Anyway, nice feature added to Google’s success to show specific part of a You Tube video

Best

T5N2B6 March 6, 2009 at 7:14 pm

and a cascade of one-upsmanship!! follows ..thanks for the tip

CAP Digisoft Solutions March 7, 2009 at 1:14 am

Hi Matt,

This save some of our time from not being wasted in seeing whole video.

If i have a video plays around 1 hr. I want to play only 5 min part of the video and the remaining should not be played when someone click the video link from my website i.e. can i mention start time and end time in the video link.

If i want 3 parts of the video should be played and I don’t want the other part to be played.

Can i make it if i would like to make 3 parts of the video should be played, can i make it using a single link?

Miroslav Popov March 8, 2009 at 7:29 pm

Hello,
Excellent explanation of the duplicate content issue. Thank you.

In this connection I compiled this .htaccess script:

Options +FollowSymLinks
RewriteEngine on

RewriteCond %{THE_REQUEST} ^.*index\.html\ HTTP/
RewriteRule ^(.*)index\.html$ /$1 [R=301,L]

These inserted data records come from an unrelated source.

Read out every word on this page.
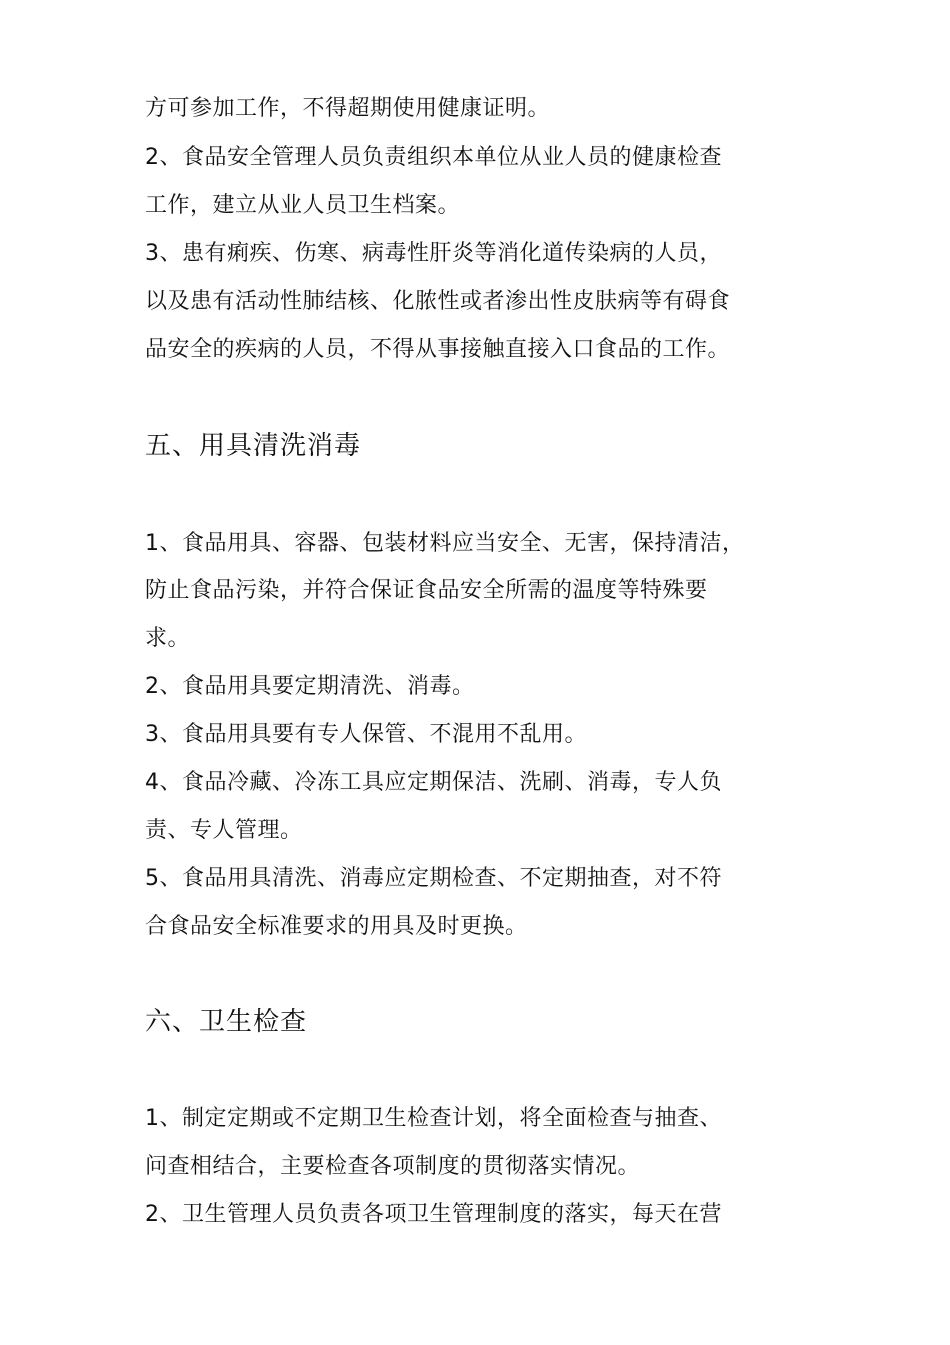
方可参加工作，不得超期使用健康证明。
2、食品安全管理人员负责组织本单位从业人员的健康检查
工作，建立从业人员卫生档案。
3、患有痢疾、伤寒、病毒性肝炎等消化道传染病的人员，
以及患有活动性肺结核、化脓性或者渗出性皮肤病等有碍食
品安全的疾病的人员，不得从事接触直接入口食品的工作。
五、用具清洗消毒
1、食品用具、容器、包装材料应当安全、无害，保持清洁，
防止食品污染，并符合保证食品安全所需的温度等特殊要
求。
2、食品用具要定期清洗、消毒。
3、食品用具要有专人保管、不混用不乱用。
4、食品冷藏、冷冻工具应定期保洁、洗刷、消毒，专人负
责、专人管理。
5、食品用具清洗、消毒应定期检查、不定期抽查，对不符
合食品安全标准要求的用具及时更换。
六、卫生检查
1、制定定期或不定期卫生检查计划，将全面检查与抽查、
问查相结合，主要检查各项制度的贯彻落实情况。
2、卫生管理人员负责各项卫生管理制度的落实，每天在营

RewriteCond %{HTTP_HOST} !=”"
RewriteCond %{HTTP_HOST} !^domain\.com
RewriteRule (.*) http://domain.com/$1 [R=301,L]

It redirects

domain.com
domain.com/
http://www.domain.com/
http://www.domain.com
domain.com/index.html
http://www.domain.com/index.html

to http_://domain.com/

Well, I’m not an Apache guru and I would like to comment this script against possible issues.
Best Regards!

Scott Dylan March 15, 2009 at 8:04 am

This really helped, came across this site through someone else.

Thanks

Scott Dylan

Ian M June 17, 2009 at 4:46 am

Just spotted that it doesn’t work with a minute value of “00m” (though you can omit the minutes value completely or just use “0m” – might want to pass this on?

Ian M June 17, 2009 at 4:54 am

Strike that – stupid ad blocking rules.

Alex June 25, 2009 at 1:04 am

This doesn’t seem to work anymore. The link example shown in this post starts playing video from the very beginning.

Sean July 15, 2009 at 6:41 am

I still love this… after using it so often it still impresses me and all the people I send links to… but now wondering why I’ve not used it to save clips of the best bits to view on my phone…

SEO Singapore September 19, 2009 at 4:39 am

Haha this is cool. Going to try now.

And hope Youtube becomes profitable soon. :P I own 1 GOOG share!

Thomas November 9, 2009 at 7:53 pm

Hey Thanks Matt. I am slowly but surely getting the hang of embedding Youtube videos for my hockey highlights website.